A more navigable regulatory environment is taking shape, but the distance to travel is still significant
REP 830 documents progress across three distinct levels. Operational improvements (digital lodgement, website updates) are delivered. Guidance-based reforms (sector roadmaps, simplified legislative instruments) are in place for their initial target groups. Structural changes (ASIC-APRA data consolidation, RegistryConnect) remain in progress with longer time horizons and higher execution uncertainty.
Key milestones for readers to monitor:
- REP 830 released May 2026: current accountability baseline
- CFR Better Regulation Roadmap updated May 2026: broadest cross-regulator commitment framework
- ASIC-APRA data consolidation focus period: May to November 2026
- RegistryConnect delivery target: 2027
ASIC has stated its commitment to open industry consultation on initiative selection, suggesting that the feedback loop established through REP 813’s 44 submissions will continue to shape priorities. For businesses and investors assessing Australia’s regulatory environment, REP 830 provides evidence that simplification is being systematically pursued rather than rhetorically promised. The forward agenda gives compliance teams a concrete set of milestones to track over the next 12-18 months, with the clearest test arriving when the cross-regulator workstreams report their first outcomes later this year.
The simplification programme operates against a backdrop where ASIC is also building out purpose-built licensing frameworks for new asset classes: the Corporations Amendment (Digital Assets Framework) Act 2026, which received Royal Assent on 8 April 2026, introduced dedicated licensing categories for digital asset platforms and tokenised custody platforms, adding a new layer of regulated entity obligations that will itself require structured compliance guidance.
This article is for informational purposes only and should not be considered financial advice. Investors should conduct their own research and consult with financial professionals before making investment decisions.
Frequently Asked Questions
What is ASIC regulatory simplification and what does it aim to achieve?
ASIC regulatory simplification is a structured programme to reduce compliance costs, cut administrative complexity, and improve how regulated entities interact with the regulator, with the goal of making Australia more competitive as a destination for investment and commerce.
What did ASIC's REP 830 progress report find?
REP 830, released on 19 May 2026, confirmed that ASIC had expanded electronic lodgement options by 380%, eliminated approximately 45,000 paper-based submissions per year, and updated around 280 form landing pages on its website since September 2025.
What are the sector-based regulatory roadmaps ASIC introduced?

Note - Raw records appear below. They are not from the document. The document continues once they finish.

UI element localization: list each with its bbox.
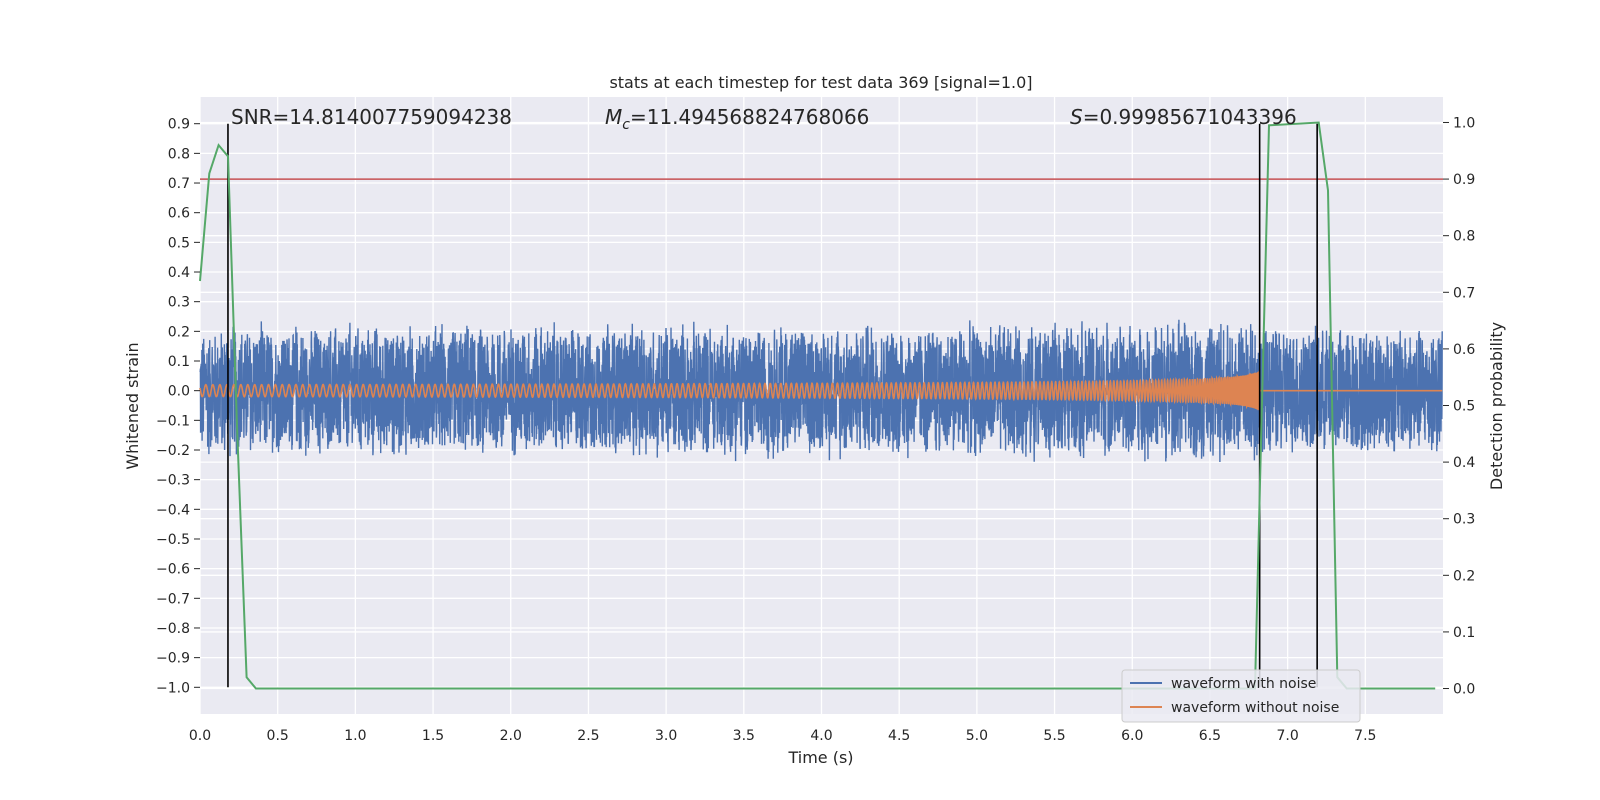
detection-stat-annotation: S=0.99985671043396 — [1070, 105, 1297, 129]
x-tick-label: 4.5 — [888, 728, 910, 744]
y-left-tick-label: 0.0 — [168, 384, 190, 400]
y-axis-right-label: Detection probability — [1487, 322, 1506, 490]
x-tick-label: 2.5 — [577, 728, 599, 744]
y-right-tick-label: 0.0 — [1453, 682, 1475, 698]
x-tick-label: 5.5 — [1043, 728, 1065, 744]
chirp-mass-value: =11.494568824768066 — [630, 105, 869, 129]
y-right-tick-label: 0.2 — [1453, 568, 1475, 584]
x-tick-label: 6.5 — [1199, 728, 1221, 744]
y-right-tick-label: 1.0 — [1453, 115, 1475, 131]
x-tick-label: 1.5 — [422, 728, 444, 744]
legend-box — [1121, 669, 1361, 723]
y-left-tick-label: 0.9 — [168, 117, 190, 133]
x-tick-label: 0.5 — [267, 728, 289, 744]
x-tick-label: 2.0 — [500, 728, 522, 744]
legend-label-noise: waveform with noise — [1171, 676, 1316, 692]
x-tick-label: 3.0 — [655, 728, 677, 744]
y-left-tick-label: −0.8 — [156, 621, 190, 637]
y-right-tick-label: 0.5 — [1453, 399, 1475, 415]
detection-stat-symbol: S — [1070, 105, 1083, 129]
y-left-tick-label: 0.6 — [168, 206, 190, 222]
y-right-tick-label: 0.1 — [1453, 625, 1475, 641]
x-axis-label: Time (s) — [787, 748, 853, 767]
y-left-tick-label: 0.5 — [168, 235, 190, 251]
y-left-tick-label: −1.0 — [156, 680, 190, 696]
x-axis: 0.0 0.5 1.0 1.5 2.0 2.5 3.0 3.5 4.0 4.5 5.0 5.5 6.0 6… — [189, 728, 1377, 744]
x-tick-label: 5.0 — [966, 728, 988, 744]
y-left-tick-label: 0.3 — [168, 295, 190, 311]
y-left-tick-label: 0.1 — [168, 354, 190, 370]
y-left-tick-label: −0.4 — [156, 502, 190, 518]
x-tick-label: 1.0 — [344, 728, 366, 744]
y-right-tick-label: 0.3 — [1453, 512, 1475, 528]
y-left-tick-label: −0.6 — [156, 562, 190, 578]
y-right-tick-label: 0.6 — [1453, 342, 1475, 358]
x-tick-label: 3.5 — [733, 728, 755, 744]
snr-annotation: SNR=14.814007759094238 — [231, 105, 512, 129]
y-left-tick-label: −0.7 — [156, 591, 190, 607]
legend-label-clean: waveform without noise — [1171, 700, 1339, 716]
y-right-tick-label: 0.8 — [1453, 229, 1475, 245]
y-left-tick-label: −0.9 — [156, 651, 190, 667]
y-right-tick-label: 0.7 — [1453, 285, 1475, 301]
y-right-tick-label: 0.4 — [1453, 455, 1475, 471]
x-tick-label: 7.0 — [1276, 728, 1298, 744]
detection-stat-value: =0.99985671043396 — [1083, 105, 1297, 129]
series-waveform-without-noise — [199, 371, 1443, 411]
y-right-tick-label: 0.9 — [1453, 172, 1475, 188]
legend: waveform with noise waveform without noi… — [1121, 669, 1361, 723]
y-left-tick-label: 0.7 — [168, 176, 190, 192]
y-axis-right: 1.0 0.9 0.8 0.7 0.6 0.5 0.4 0.3 0.2 0.1 0.0 — [1443, 115, 1475, 698]
x-tick-label: 7.5 — [1354, 728, 1376, 744]
y-left-tick-label: −0.5 — [156, 532, 190, 548]
chirp-mass-annotation: Mc=11.494568824768066 — [605, 105, 869, 133]
y-left-tick-label: 0.8 — [168, 146, 190, 162]
y-axis-left: 0.9 0.8 0.7 0.6 0.5 0.4 0.3 0.2 0.1 0.0 −0.1 −0.2 −0… — [156, 117, 200, 696]
x-tick-label: 4.0 — [810, 728, 832, 744]
x-tick-label: 6.0 — [1121, 728, 1143, 744]
y-left-tick-label: −0.3 — [156, 473, 190, 489]
y-left-tick-label: −0.1 — [156, 413, 190, 429]
y-left-tick-label: −0.2 — [156, 443, 190, 459]
y-left-tick-label: 0.4 — [168, 265, 190, 281]
chart-title: stats at each timestep for test data 369… — [609, 73, 1032, 92]
chirp-mass-symbol: M — [605, 105, 622, 129]
x-tick-label: 0.0 — [189, 728, 211, 744]
y-left-tick-label: 0.2 — [168, 324, 190, 340]
chirp-mass-subscript: c — [622, 117, 630, 133]
y-axis-left-label: Whitened strain — [123, 342, 142, 469]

ASIC developed sector-based regulatory roadmaps to help smaller regulated entities, including small company directors and financial advice businesses, quickly identify which obligations apply to their specific operations, reducing the research overhead and risk of inadvertent non-compliance.
What is the RegistryConnect programme and when is it expected to be delivered?
RegistryConnect is ASIC's multi-year programme to upgrade its business registers, funded in the 2025-26 Budget, targeting a 2027 delivery of streamlined company registration services including director identification number integration and expanded digital transaction capabilities.
How are ASIC and APRA working together on regulatory simplification?
ASIC and APRA are jointly targeting overlapping data collection obligations in the insurance and superannuation sectors, with a six-month focus period running from May 2026 to approximately November 2026, when the next accountability window is expected.